Microsoft Office 365
As a business owner, one of the more important decisions you make is which office applications and services you use to run your company and the infrastructure and security of that software. One of the more prevalent application systems is Microsoft Office 365. While it would seem like a straightforward investment to make there are some important aspects to consider before diving into your purchase. Should you purchase Microsoft Office outright or subscribe on a monthly basis? Another important consideration is whether you have an administration system in place to manage your storage process? Is Microsoft’s default storage system the right fit? Or is a private cloud solution a better option?
Terry Rowsell of Frontier Solutions breaks down the different options a business owner faces, uncovers the best value for your dollar, and provides some practical advice on what will best fit your business needs.
Microsoft Office 365: What Does it Provide to my Business?
Microsoft Office 365 comes in a few different varieties and there are various levels that a business can subscribe to. Microsoft’s applications range from Word, Excel, Outlook, PowerPoint, Publisher and Access. Office 365 plans for business include services such as Skype for Business Web Conferencing, Exchange Online and additional online storage with OneDrive for Business. When you have an Office 365 subscription that includes the desktop version of Office you always have the most up to date version of the applications.
Should I Purchase a Microsoft Office 365 Subscription or Buy an Office License?
To purchase a Microsoft Office License you are looking at an investment ranging from $300-$700 depending on the version you choose. The most recommended licensing option is $500 per User License (i.e.: per person using the product). With the standard open license you get a digital download but there are some serious downsides. One of those downsides is upgrading. This $500 license is good for the version it was purchased for and the downgrade rights (meaning you can downgrade to the previous 2 versions). Most companies stay with the version they purchased for 3 – 4 years and do not usually upgrade with every new version of Office that is released. When they decide to upgrade, they need to purchase a new license for the new version. With Office 365, the upgrades are included as long as you keep the subscription active, so if your company is using Office 2013 and Office 2016 is released, you can upgrade to Office 2016 right away, and that cost is included in the subscription.
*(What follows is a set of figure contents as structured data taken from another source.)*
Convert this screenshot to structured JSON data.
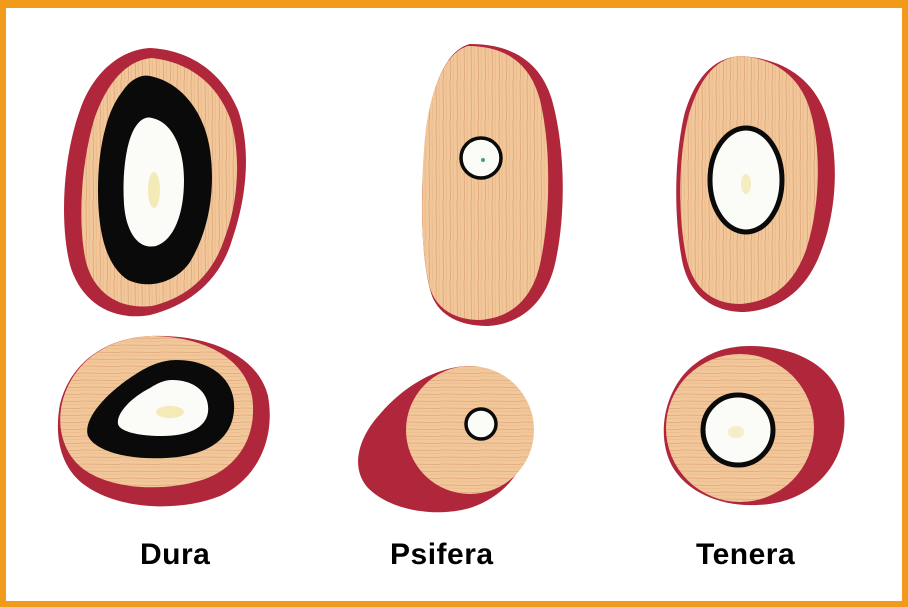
{
  "colors": {
    "frame_border": "#f29a1a",
    "exocarp": "#b0263a",
    "mesocarp": "#f2c79a",
    "mesocarp_fiber": "#c98a5e",
    "shell": "#0a0a0a",
    "kernel": "#fbfbf8",
    "embryo": "#f3e6a8"
  },
  "labels": {
    "dura": "Dura",
    "psifera": "Psifera",
    "tenera": "Tenera"
  },
  "icons": {
    "dura_longitudinal": "oil-palm-fruit-thick-shell",
    "dura_cross": "oil-palm-fruit-thick-shell-cross-section",
    "psifera_longitudinal": "oil-palm-fruit-no-shell",
    "psifera_cross": "oil-palm-fruit-no-shell-cross-section",
    "tenera_longitudinal": "oil-palm-fruit-thin-shell",
    "tenera_cross": "oil-palm-fruit-thin-shell-cross-section"
  }
}
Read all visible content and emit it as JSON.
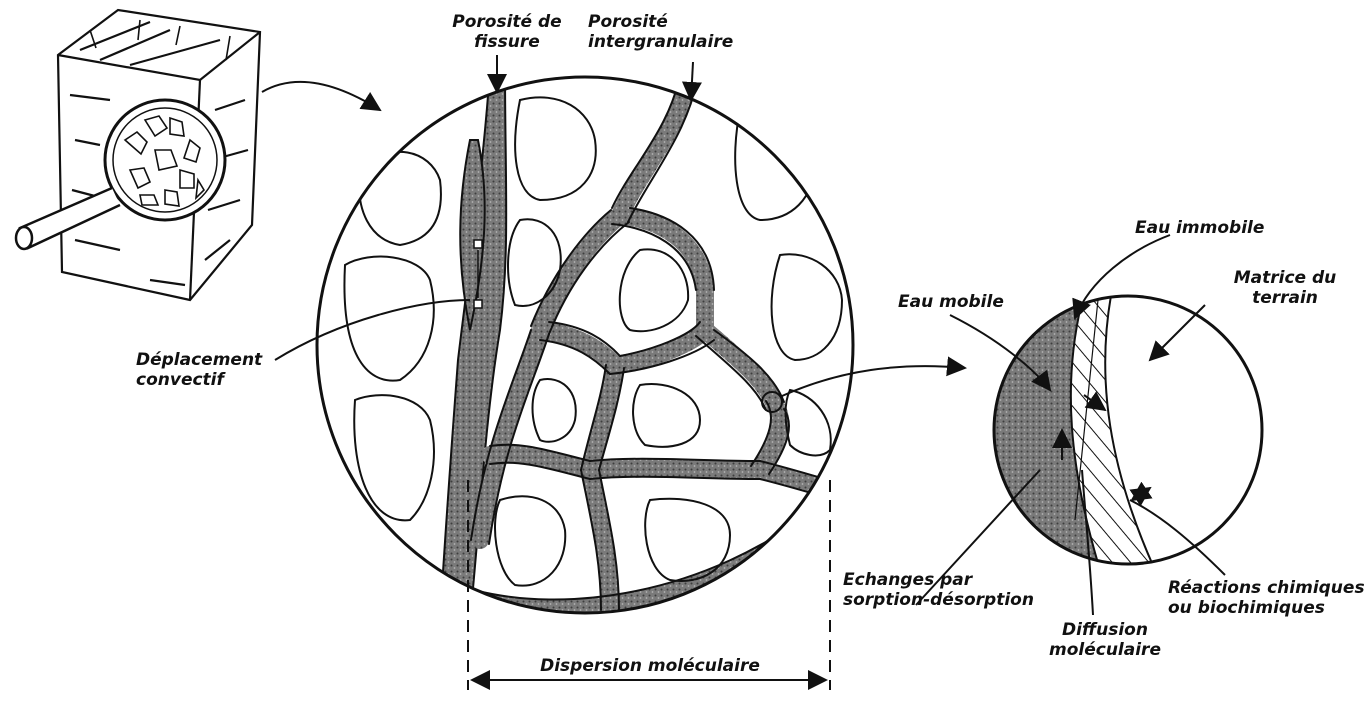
{
  "labels": {
    "porosite_fissure": [
      "Porosité de",
      "fissure"
    ],
    "porosite_intergranulaire": [
      "Porosité",
      "intergranulaire"
    ],
    "deplacement_convectif": [
      "Déplacement",
      "convectif"
    ],
    "dispersion_moleculaire": "Dispersion moléculaire",
    "echanges": [
      "Echanges par",
      "sorption-désorption"
    ],
    "diffusion_moleculaire": [
      "Diffusion",
      "moléculaire"
    ],
    "eau_immobile": "Eau immobile",
    "eau_mobile": "Eau mobile",
    "matrice_terrain": [
      "Matrice du",
      "terrain"
    ],
    "reactions": [
      "Réactions chimiques",
      "ou biochimiques"
    ]
  },
  "colors": {
    "ink": "#111111",
    "fluid_fill": "#6b6b6b",
    "background": "#ffffff"
  }
}
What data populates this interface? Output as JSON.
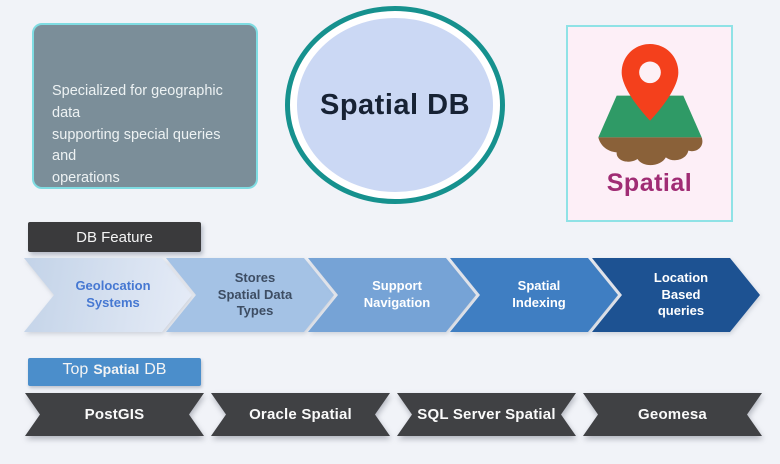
{
  "colors": {
    "background": "#f1f3f8",
    "teal_ring": "#16918e",
    "cyan_border": "#7fdce2",
    "card_gray": "#7b8e99",
    "circle_fill": "#cbd8f4",
    "pink_panel": "#fdeff7",
    "pin_red": "#f4401c",
    "land_green": "#2f9a66",
    "soil_brown": "#8a6139",
    "caption_magenta": "#a02c74",
    "banner_dark": "#404144",
    "header_blue": "#4b8ecb"
  },
  "intro_card": {
    "text": "Specialized for geographic data\nsupporting special queries and\noperations"
  },
  "title_circle": {
    "label": "Spatial DB"
  },
  "spatial_figure": {
    "caption": "Spatial",
    "icon": "map-pin-over-land-icon"
  },
  "feature_section": {
    "header": "DB Feature",
    "steps": [
      {
        "label": "Geolocation\nSystems",
        "bg": "linear-gradient(100deg, #c3d3e8, #e6ecf7)",
        "fg": "#4678d2"
      },
      {
        "label": "Stores\nSpatial Data\nTypes",
        "bg": "#a4c2e5",
        "fg": "#3d4d63"
      },
      {
        "label": "Support\nNavigation",
        "bg": "#76a3d6",
        "fg": "#ffffff"
      },
      {
        "label": "Spatial\nIndexing",
        "bg": "#3f7ec2",
        "fg": "#ffffff"
      },
      {
        "label": "Location\nBased\nqueries",
        "bg": "#1d5292",
        "fg": "#ffffff"
      }
    ]
  },
  "top_db_section": {
    "header_top": "Top",
    "header_mid": "Spatial",
    "header_end": "DB",
    "databases": [
      {
        "name": "PostGIS"
      },
      {
        "name": "Oracle Spatial"
      },
      {
        "name": "SQL Server Spatial"
      },
      {
        "name": "Geomesa"
      }
    ]
  }
}
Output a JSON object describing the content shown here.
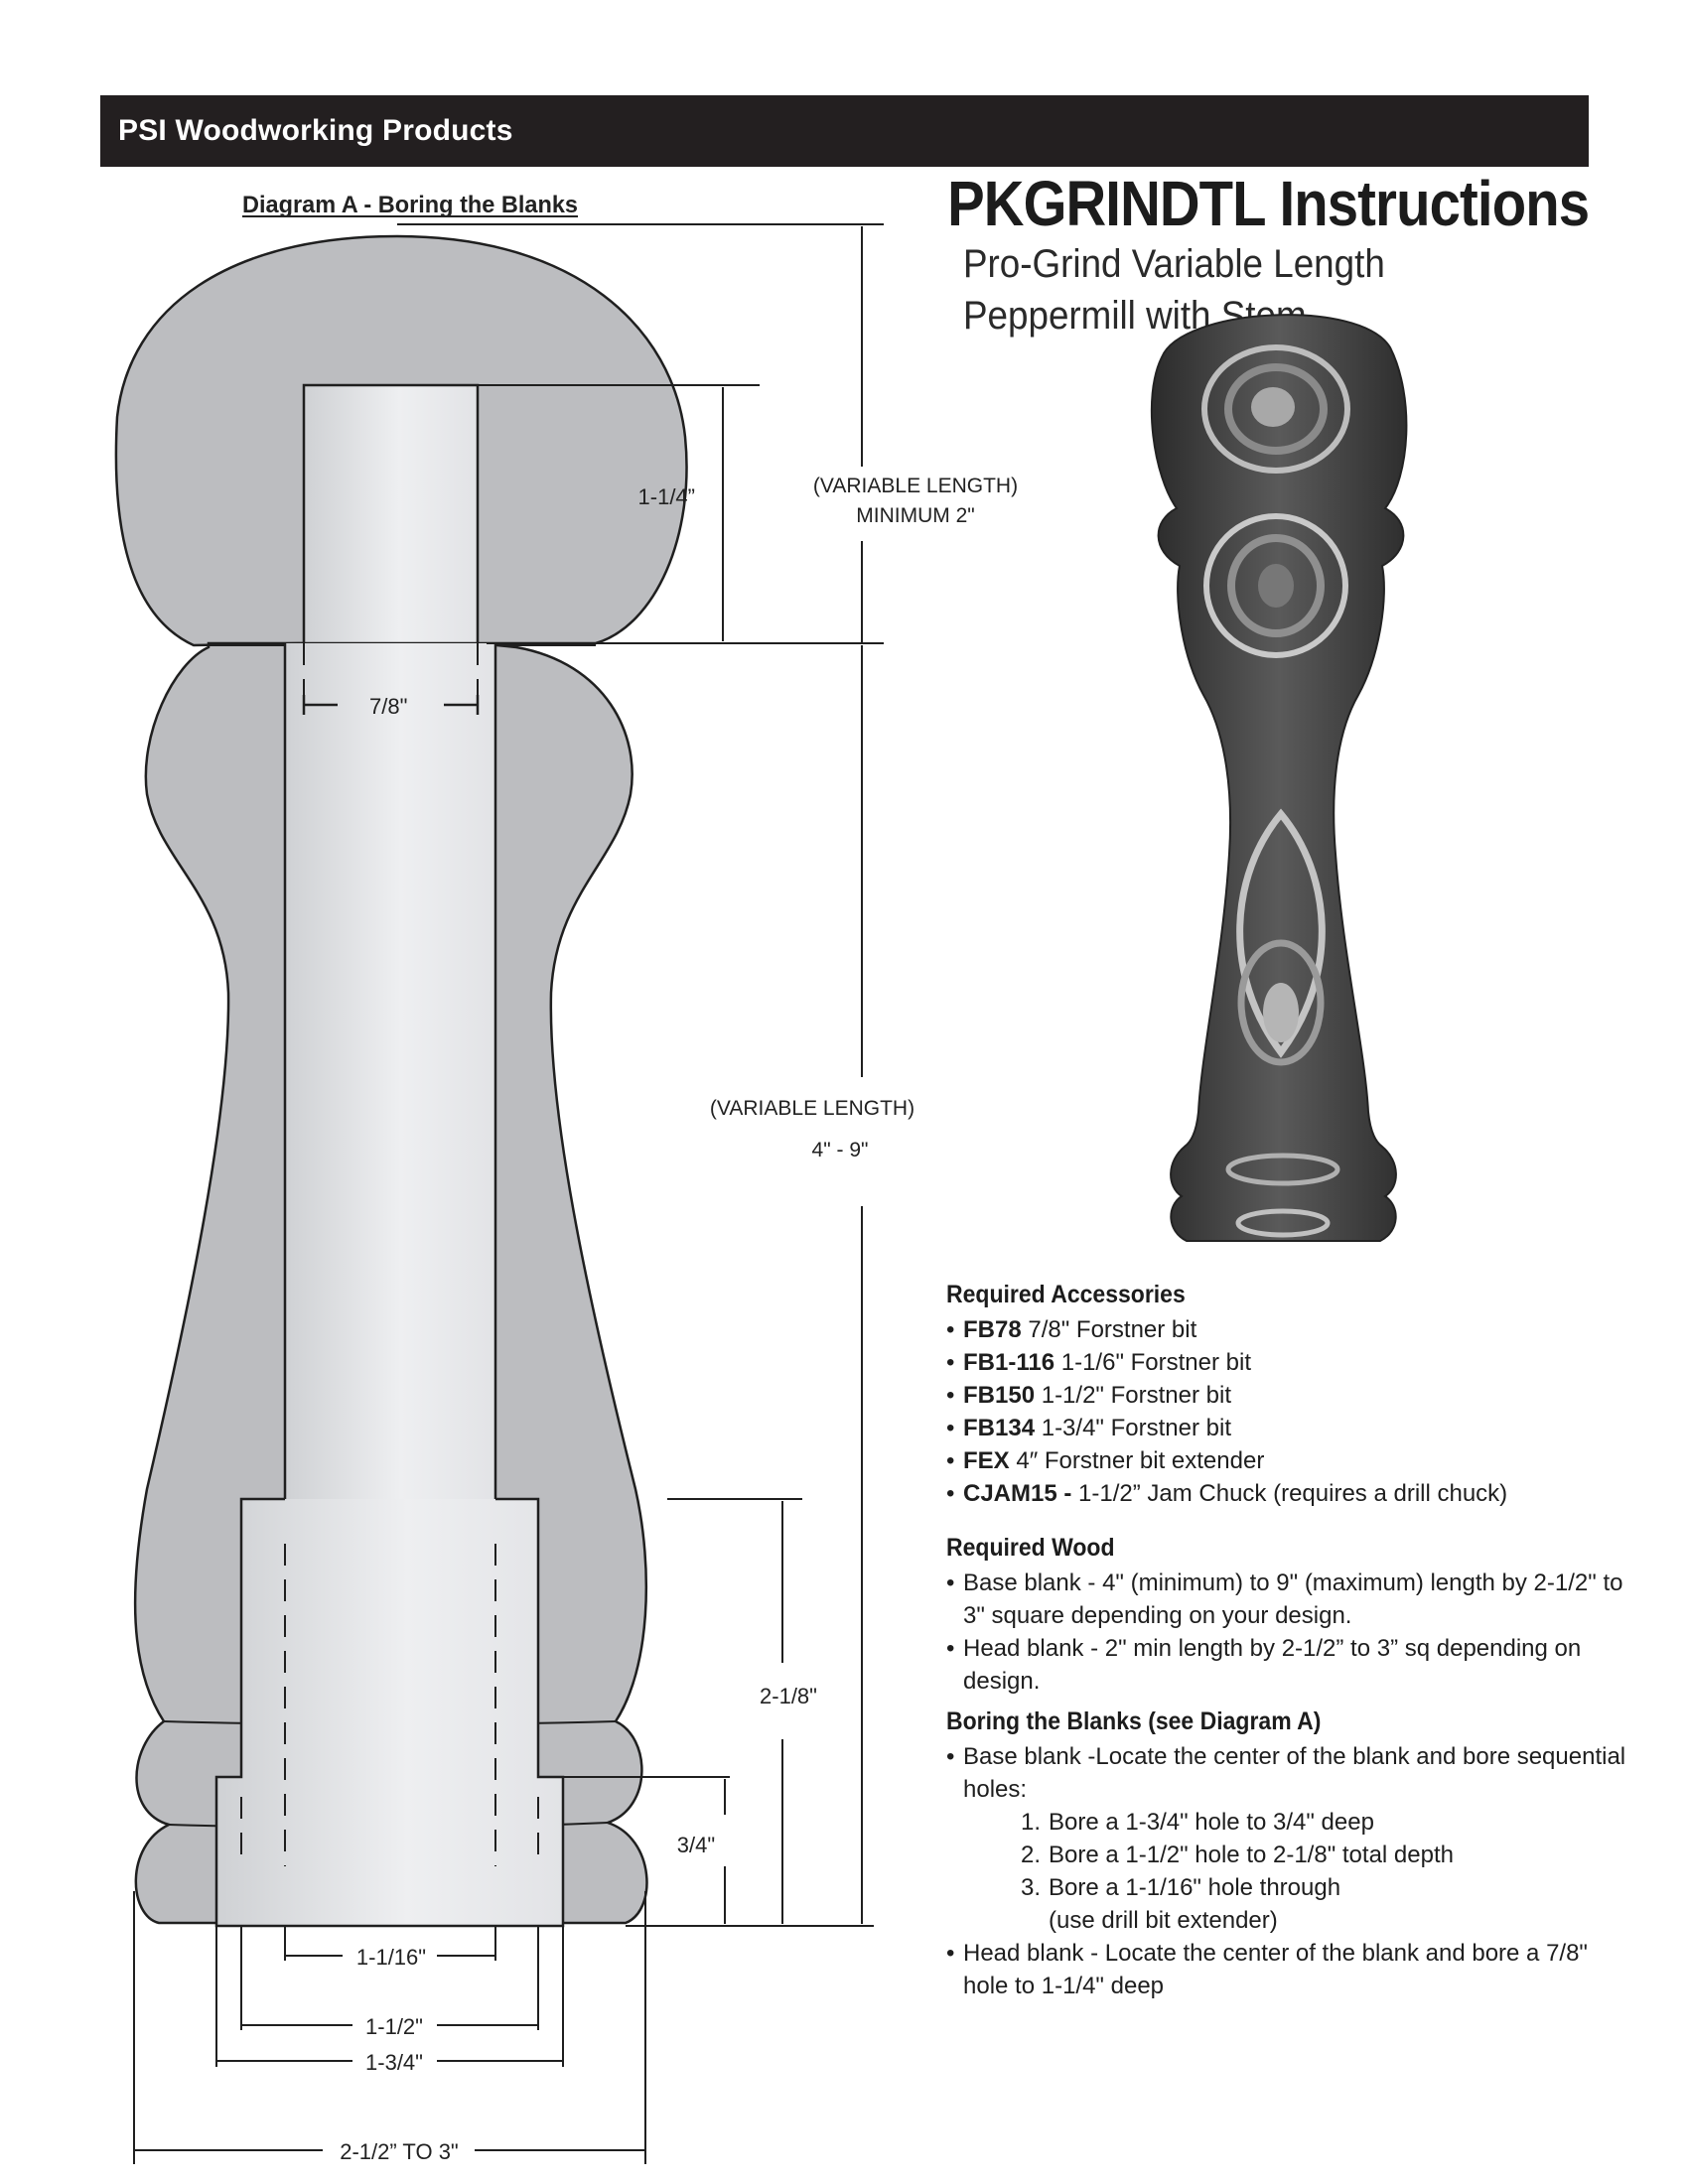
{
  "header": {
    "brand": "PSI Woodworking Products"
  },
  "title": "PKGRINDTL Instructions",
  "subtitle": "Pro-Grind Variable Length Peppermill with Stem",
  "diagram": {
    "caption": "Diagram A - Boring the Blanks",
    "labels": {
      "head_bore_depth": "1-1/4”",
      "head_length_1": "(VARIABLE LENGTH)",
      "head_length_2": "MINIMUM 2\"",
      "bore_width_top": "7/8\"",
      "base_length_1": "(VARIABLE LENGTH)",
      "base_length_2": "4\" - 9\"",
      "depth_total": "2-1/8\"",
      "depth_first": "3/4\"",
      "hole_1116": "1-1/16\"",
      "hole_112": "1-1/2\"",
      "hole_134": "1-3/4\"",
      "blank_width": "2-1/2” TO 3\""
    }
  },
  "accessories": {
    "heading": "Required Accessories",
    "items": [
      {
        "code": "FB78",
        "desc": "7/8\" Forstner bit"
      },
      {
        "code": "FB1-116",
        "desc": "1-1/6\" Forstner bit"
      },
      {
        "code": "FB150",
        "desc": "1-1/2\" Forstner bit"
      },
      {
        "code": "FB134",
        "desc": "1-3/4\" Forstner bit"
      },
      {
        "code": "FEX",
        "desc": "4″ Forstner bit extender"
      },
      {
        "code": "CJAM15 -",
        "desc": "1-1/2” Jam Chuck (requires a drill chuck)"
      }
    ]
  },
  "wood": {
    "heading": "Required Wood",
    "items": [
      "Base blank - 4\" (minimum) to 9\" (maximum) length by 2-1/2\" to 3\" square depending on your design.",
      "Head blank - 2\" min length by 2-1/2” to 3” sq depending on design."
    ]
  },
  "boring": {
    "heading": "Boring the Blanks (see Diagram A)",
    "base_intro": "Base blank -Locate the center of the blank and bore sequential holes:",
    "steps": [
      {
        "n": "1.",
        "text": "Bore a 1-3/4\" hole to 3/4\" deep"
      },
      {
        "n": "2.",
        "text": "Bore a 1-1/2\" hole to 2-1/8\" total depth"
      },
      {
        "n": "3.",
        "text": "Bore a 1-1/16\" hole through",
        "note": "(use drill bit extender)"
      }
    ],
    "head_text": "Head blank - Locate the center of the blank and bore a 7/8\" hole to 1-1/4\" deep"
  }
}
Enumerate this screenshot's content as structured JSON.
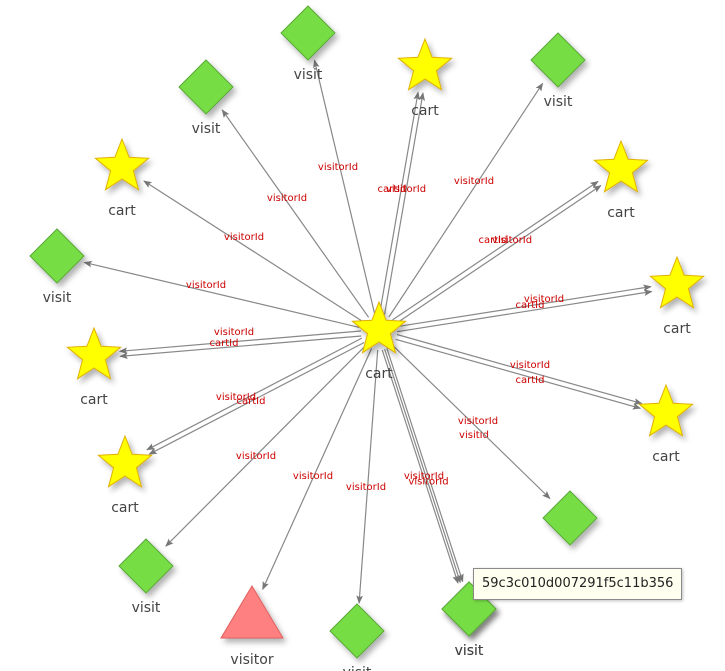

Not surprisingly, there is a big advantage to getting a subscription. At its lowest point, subscriptions cost $10 per registered user per month and are readily available for a business. With this subscription, you are always entitled to the latest version of Office 365 that is available.
Let’s Crunch Numbers
Imagine you are a business owner with 30 employees. You would pay $10 per registered Microsoft Office 365 user per month for a total of $300 per month. This works out to $3,600 per year or $10,800 for 3 years cumulative. If you were to purchase that same version of Office outright for $500 per registered user it would cost $15,000.
One thing to be aware of when purchasing a subscription is that Microsoft requires an annual commitment which can be a challenge if your business size changes.
Another route to consider would be a private cloud solution which acts as an SPLA (Service Provider Licensing Agreement) provider of Microsoft Office 365 all while taking care of your business infrastructure needs too. In the case of a private cloud provider, you do not have the one-year commitment and you can change your software needs as your business size changes.